Jennifer Tamas est agrégée de lettres modernes et enseigne la littérature française de l’Ancien Régime aux États-Unis à Rutgers University (New Jersey). Elle a notamment publié Le Silence trahi. Racine ou la déclaration tragique (Droz, 2018).

Cet ouvrage est celui d’une chercheuse mais aussi d’une enseignante. À l’heure où les œuvres littéraires de la société d’Ancien Régime, et les concepts qui lui sont associés (notamment ceux de galanterie et de libertinage) paraissent pris entre deux feux (attaque de ces notions, jugées rétrogrades voire sexistes ou défense de ces mêmes notions sous prétexte que relire ou critiquer les œuvres du passé serait hors de propos) Jennifer Tamas se demande : « Que faire dans ce cadre pour donner à la littérature d’avant toute son envergure, mais surtout où se situer ? N’a-t-on d’autre choix que de se ranger soit du côté de la jeunesse outragée soit de celui des doctes détenant les secrets d’un savoir sacralisé ? Je crois que dans ce débat passionnant on peut trouver une autre voie en en se plaçant ni dans l’arène ni sur l’estrade mais bien entre les deux, au chœur des femmes. »

Dans cet ouvrage, Jennifer Tamas cherche donc à proposer une autre lecture de certains classiques de l’Ancien Régime, en expliquant : « Depuis bien longtemps, notre culture classique nous est transmise par des lectures masculines pétries de fantasmes (…) L’idée n’est pas d’annuler la culture du passé, mais de la raconter autrement en questionnant l’autorité intellectuelle et la validité des outils d’analyse. (…) J’aurais aimé qu’on m’apprenne la littérature autrement, qu’on me fasse découvrir les œuvres de femmes, qu’on m’explique à travers le prisme du féminin les contes et les fables, et j’espère qu’il en sera ainsi pour nos enfants.
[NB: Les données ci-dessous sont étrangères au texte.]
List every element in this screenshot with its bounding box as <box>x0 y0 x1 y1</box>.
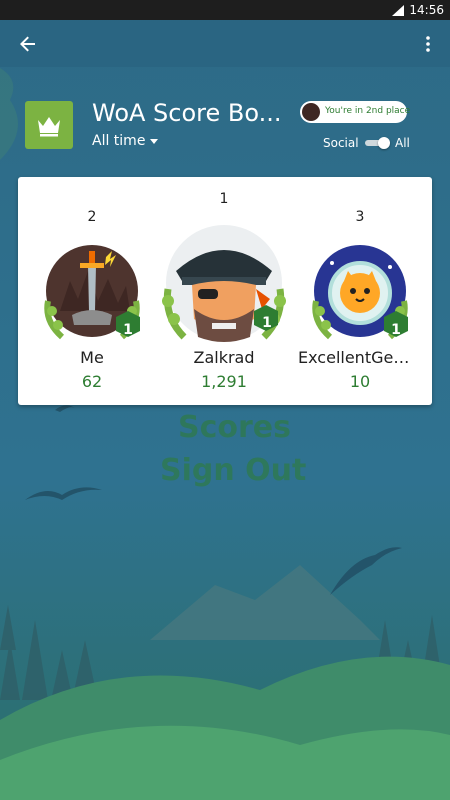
leaderboard-title: WoA Score Bo... <box>92 99 282 127</box>
signal-icon <box>392 5 404 16</box>
player-rank: 3 <box>355 209 365 225</box>
crown-icon <box>38 117 60 137</box>
player-name: Zalkrad <box>193 348 255 367</box>
toggle-thumb <box>378 137 390 149</box>
level-badge: 1 <box>262 315 272 331</box>
top-three-card: 2 1 Me 62 1 1 Zalkrad 1,291 3 1 Excellen… <box>18 177 432 405</box>
player-score: 10 <box>349 372 371 391</box>
leaderboard-header: WoA Score Bo... All time You're in 2nd p… <box>0 90 450 160</box>
player-score: 62 <box>81 372 103 391</box>
level-badge: 1 <box>123 322 133 338</box>
filter-all-label: All <box>395 136 410 150</box>
player-entry[interactable]: 3 1 ExcellentGem9... 10 <box>298 205 422 395</box>
player-name: ExcellentGem9... <box>298 348 422 367</box>
player-entry[interactable]: 2 1 Me 62 <box>40 205 144 395</box>
player-name: Me <box>80 348 104 367</box>
player-score: 1,291 <box>201 372 247 391</box>
more-vert-icon <box>426 36 430 52</box>
background-scores-text: Scores <box>178 410 291 445</box>
status-bar: 14:56 <box>0 0 450 20</box>
place-chip: You're in 2nd place <box>300 101 411 123</box>
player-rank: 2 <box>87 209 97 225</box>
status-time: 14:56 <box>409 3 444 17</box>
app-bar <box>0 20 450 67</box>
player-avatar-mini <box>302 103 320 121</box>
player-entry[interactable]: 1 1 Zalkrad 1,291 <box>158 189 290 395</box>
overflow-menu-button[interactable] <box>414 30 442 58</box>
back-button[interactable] <box>14 30 42 58</box>
filter-social-label: Social <box>323 136 359 150</box>
time-scope-label: All time <box>92 133 146 149</box>
time-scope-dropdown[interactable]: All time <box>92 133 159 149</box>
caret-down-icon <box>150 138 159 144</box>
background-signout-text: Sign Out <box>160 453 307 488</box>
social-all-toggle[interactable] <box>365 137 390 149</box>
arrow-left-icon <box>20 36 35 52</box>
place-chip-text: You're in 2nd place <box>325 106 411 116</box>
leaderboard-icon <box>25 101 73 149</box>
level-badge: 1 <box>391 322 401 338</box>
social-all-filter: Social All <box>323 134 438 154</box>
player-rank: 1 <box>219 191 229 207</box>
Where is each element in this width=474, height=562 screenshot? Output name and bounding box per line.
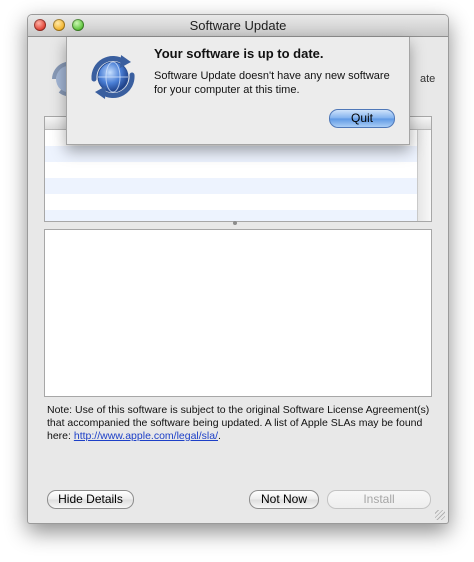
alert-title: Your software is up to date. xyxy=(154,46,324,61)
split-view-handle[interactable] xyxy=(233,221,237,225)
install-button: Install xyxy=(327,490,431,509)
window-title: Software Update xyxy=(189,18,287,33)
license-note: Note: Use of this software is subject to… xyxy=(47,404,432,443)
list-row[interactable] xyxy=(45,162,431,178)
hide-details-button[interactable]: Hide Details xyxy=(47,490,134,509)
list-row[interactable] xyxy=(45,210,431,221)
license-note-period: . xyxy=(218,430,221,442)
updates-list-scrollbar[interactable] xyxy=(417,130,431,221)
not-now-button[interactable]: Not Now xyxy=(249,490,319,509)
resize-grip[interactable] xyxy=(435,510,445,520)
alert-message: Software Update doesn't have any new sof… xyxy=(154,70,390,96)
list-row[interactable] xyxy=(45,146,431,162)
background-label-fragment: ate xyxy=(420,73,436,85)
quit-button[interactable]: Quit xyxy=(329,109,395,128)
software-update-icon xyxy=(91,55,135,99)
update-details-pane[interactable] xyxy=(44,229,432,397)
title-bar[interactable]: Software Update xyxy=(28,15,448,37)
list-row[interactable] xyxy=(45,178,431,194)
list-row[interactable] xyxy=(45,194,431,210)
software-update-window: Software Update ate Note: Use of this so… xyxy=(27,14,449,524)
alert-sheet: Your software is up to date. Software Up… xyxy=(66,37,410,145)
apple-sla-link[interactable]: http://www.apple.com/legal/sla/ xyxy=(74,430,218,442)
Cet essai aspire à donner à chacune et chacun le pouvoir de repenser l’histoire littéraire à travers le refus féminin, non pour abolir le passé, mais pour le sortir de l’illisibilité. » 
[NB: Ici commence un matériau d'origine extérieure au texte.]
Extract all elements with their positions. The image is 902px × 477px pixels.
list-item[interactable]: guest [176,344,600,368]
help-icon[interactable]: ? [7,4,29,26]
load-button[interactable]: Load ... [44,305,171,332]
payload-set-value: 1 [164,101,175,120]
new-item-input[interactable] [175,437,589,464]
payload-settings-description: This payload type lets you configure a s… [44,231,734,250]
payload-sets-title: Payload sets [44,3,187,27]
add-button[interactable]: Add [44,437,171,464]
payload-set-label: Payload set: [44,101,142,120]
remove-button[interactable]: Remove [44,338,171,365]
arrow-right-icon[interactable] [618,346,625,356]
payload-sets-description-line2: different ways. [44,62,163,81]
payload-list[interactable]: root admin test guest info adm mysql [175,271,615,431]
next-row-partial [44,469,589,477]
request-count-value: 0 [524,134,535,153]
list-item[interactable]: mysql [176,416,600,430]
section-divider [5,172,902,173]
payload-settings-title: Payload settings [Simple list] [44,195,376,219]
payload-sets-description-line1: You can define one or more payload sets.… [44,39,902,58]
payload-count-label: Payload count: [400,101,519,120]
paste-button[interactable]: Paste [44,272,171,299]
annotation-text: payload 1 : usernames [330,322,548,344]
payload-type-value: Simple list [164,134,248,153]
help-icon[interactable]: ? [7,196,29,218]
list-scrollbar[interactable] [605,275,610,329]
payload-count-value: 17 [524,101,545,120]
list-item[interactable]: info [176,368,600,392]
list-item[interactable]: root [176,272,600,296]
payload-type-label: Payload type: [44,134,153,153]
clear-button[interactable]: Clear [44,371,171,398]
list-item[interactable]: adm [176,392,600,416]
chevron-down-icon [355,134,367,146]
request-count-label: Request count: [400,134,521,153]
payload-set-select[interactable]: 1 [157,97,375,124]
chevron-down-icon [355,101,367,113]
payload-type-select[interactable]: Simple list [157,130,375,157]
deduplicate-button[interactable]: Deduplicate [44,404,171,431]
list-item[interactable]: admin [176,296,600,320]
L’angle choisi est donc celui du refus féminin, choix a priori incongru comme le dit l’autrice elle-même : « il s’agit d’une époque où les femmes sont infériorisées et opprimées selon le droit et à tous les niveaux de la société, aristocratique ou non. Ensuite, ce sont les liens intimes d’alors, des mariages forcés à la folle passion en passant par la galanterie, qui semblent obsolètes. » Pourtant, ce refus et quelquefois son contrepoint, le consentement libre et éclairé, sont bien présents, selon Jennifer Tamas, dans les textes de cette époque. Elle analyse ainsi des versions moins connues du « Petit Chaperon rouge » et de « La Belle et la Bête », où la Belle, dans la version écrite par Mme de Villeneuve (1740), n’est pas captive mais choisit de rester dans le palais de la Bête, tout comme elle choisit de répondre « non » à la question frontale de la Bête « Voulez-vous coucher avec moi ». Jennifer Tamas relit également des classiques comme Andromaque « héroïne du ni oui ni non », Bérénice (qui, loin de n’être qu’une femme abandonnée, est aussi une reine, animée par des ambitions politiques, qui choisit de renoncer) ou la Princesse de Clèves (qui, loin d’être une figure apeurée par la vie et par l’amour, représenterait un exemple de courage et force).